BENGHAZI/TRIPOLI, Libya: Rebels occupying major oil ports in eastern Libya said on Wednesday they would not deal with new Prime Minister Ahmed Maiteeq, a stance that could threaten efforts to reopen terminals in the OPEC producer.
Maiteeq’s predecessor Abdullah al-Thinni had reached an agreement with the rebels to reopen four of the ports, though only the smaller ones, Hariga and Zueitina, have been handed over to government forces.
Both sides had agreed to hold further talks over the larger Ras Lanuf and Es Sider exports terminals. But the rebels’ comments on Wednesday suggested those efforts could hit difficulties.

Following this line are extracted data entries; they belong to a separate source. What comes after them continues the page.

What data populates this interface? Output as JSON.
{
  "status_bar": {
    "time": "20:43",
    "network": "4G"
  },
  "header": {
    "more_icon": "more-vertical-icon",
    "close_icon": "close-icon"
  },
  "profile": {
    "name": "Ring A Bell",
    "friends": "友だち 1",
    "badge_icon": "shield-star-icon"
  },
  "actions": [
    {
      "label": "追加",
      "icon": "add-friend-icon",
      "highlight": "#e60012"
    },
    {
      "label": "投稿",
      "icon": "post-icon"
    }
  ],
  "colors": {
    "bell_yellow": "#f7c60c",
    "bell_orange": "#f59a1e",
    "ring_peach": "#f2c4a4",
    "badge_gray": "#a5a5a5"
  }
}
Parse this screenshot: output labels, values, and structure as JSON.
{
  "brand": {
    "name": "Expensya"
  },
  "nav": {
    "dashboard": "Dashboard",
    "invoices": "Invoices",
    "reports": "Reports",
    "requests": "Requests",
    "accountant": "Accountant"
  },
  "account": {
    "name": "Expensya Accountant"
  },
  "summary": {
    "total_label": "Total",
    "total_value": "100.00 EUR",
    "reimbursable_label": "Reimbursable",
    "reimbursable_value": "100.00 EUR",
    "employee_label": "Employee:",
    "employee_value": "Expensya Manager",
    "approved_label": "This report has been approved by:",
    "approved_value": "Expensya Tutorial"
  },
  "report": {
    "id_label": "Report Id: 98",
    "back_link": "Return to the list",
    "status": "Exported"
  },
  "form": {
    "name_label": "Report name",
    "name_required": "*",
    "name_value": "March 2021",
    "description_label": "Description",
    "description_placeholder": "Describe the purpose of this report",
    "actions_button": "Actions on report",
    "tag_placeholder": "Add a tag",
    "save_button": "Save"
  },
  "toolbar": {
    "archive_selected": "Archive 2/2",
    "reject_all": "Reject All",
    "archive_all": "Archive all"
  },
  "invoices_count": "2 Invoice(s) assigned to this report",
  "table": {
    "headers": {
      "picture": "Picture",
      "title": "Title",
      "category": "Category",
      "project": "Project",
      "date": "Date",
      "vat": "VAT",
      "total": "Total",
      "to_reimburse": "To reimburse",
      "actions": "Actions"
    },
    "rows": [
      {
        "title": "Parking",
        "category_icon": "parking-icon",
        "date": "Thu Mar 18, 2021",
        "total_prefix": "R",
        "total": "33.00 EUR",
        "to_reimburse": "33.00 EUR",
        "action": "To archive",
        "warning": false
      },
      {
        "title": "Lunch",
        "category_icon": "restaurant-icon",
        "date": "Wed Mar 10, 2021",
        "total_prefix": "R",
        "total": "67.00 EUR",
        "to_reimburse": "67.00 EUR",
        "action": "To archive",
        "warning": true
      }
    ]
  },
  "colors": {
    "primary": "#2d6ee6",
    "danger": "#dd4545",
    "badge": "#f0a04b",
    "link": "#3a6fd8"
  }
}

“We refuse to deal with Ahmed Maiteeq … Maiteeq came to power illegally,” rebel spokesman Ali Hasi said, without elaborating.
Maiteeq, a businessman, was sworn on Sunday in after a chaotic election in parliament. Many deputies have challenged his appointment.
There was no immediate comment from the government.
The North African country has been mired in turmoil since the 2011 overthrow of strongman Muammar Gaddafi.
Its government and army have struggled to assert authority over a country still awash with arms and rival militias, some of whom have seized oil ports and fields demanding regional autonomy and a greater share in revenues.
Their actions have cut oil output to 250,000 barrels a day, down from 1.4 million bpd in the summer, eroding public finances which are almost entirely dependent on crude. Parliament has failed to approve a budget for this year.
Libya will post a budget deficit of 10 billion Libyan dinars ($8 billion) because oil revenues will reach only 34.7 billion dinars, said Mohammed Ali Abdullah, head of the parliamentary budget committee.
The deficit might be higher as the draft, to be voted on Sunday, assumes annual oil production of 800,000 bpd and an oil price of $100 a barrel. Total expenditures will be 59 billion dinars, mainly for public salaries and subsidies, Abdullah said.
He did not say how the deficit would be funded. The central bank had foreign reserves worth $115 billion at the end of February. Oil exports are also the only source of funding for annual imports worth $30 billion.
In another sign of turmoil, most air traffic at Benghazi airport came to a halt for hours after a fight among ground staff.
The two main local carriers, Libyan and Afriqiyah Airlines, suspended flights after a member of the ground staff tried smuggle two Chadians without travel documents on board of one of their flights, airport officials said.
The employee scuffled with a colleague who had tried to stop him, a source at ground handling firm al-Shorooq said.